The Times’ editors weren’t the only ones critical of what they saw. Esquire has a lengthy takedown, including of Oklahoma Gov. Mary Fallin’s speech, which credited small government with her state’s low unemployment — instead of the oil on which it sits. The Los Angeles Times called out Rick Santorum’s repetition of an “inaccurate” attack by Romney.

The theme for the night was itself built on an inaccuracy: “We Built It,” playing off an out-of-context quote from the president. Obama’s quote was played repeatedly while introducing speakers, each time carefully removing the context that illustrated what the president actually meant: that government infrastructure helps business succeed.

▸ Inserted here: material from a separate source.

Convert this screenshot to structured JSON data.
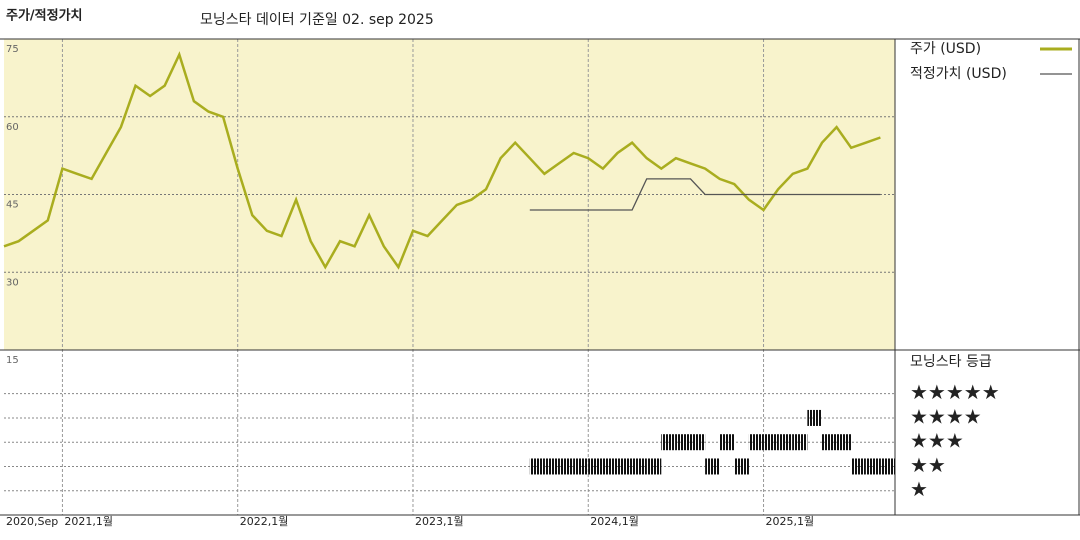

Republicans in the room chanted “We built it!” while waving hand-made signs that were passed out to them by organizers.

Tonight’s theme is “We Can Change It.” When it comes to deceptive politics and a reliance on dirty, polluting energy sources, the Republican party has already demonstrated that it can’t change a thing. But that won’t stop them from making the argument. After all, as a Romney pollster said yesterday, the campaign won’t be “dictated by fact checkers.” Nor will its policies, including on energy, be dictated by facts.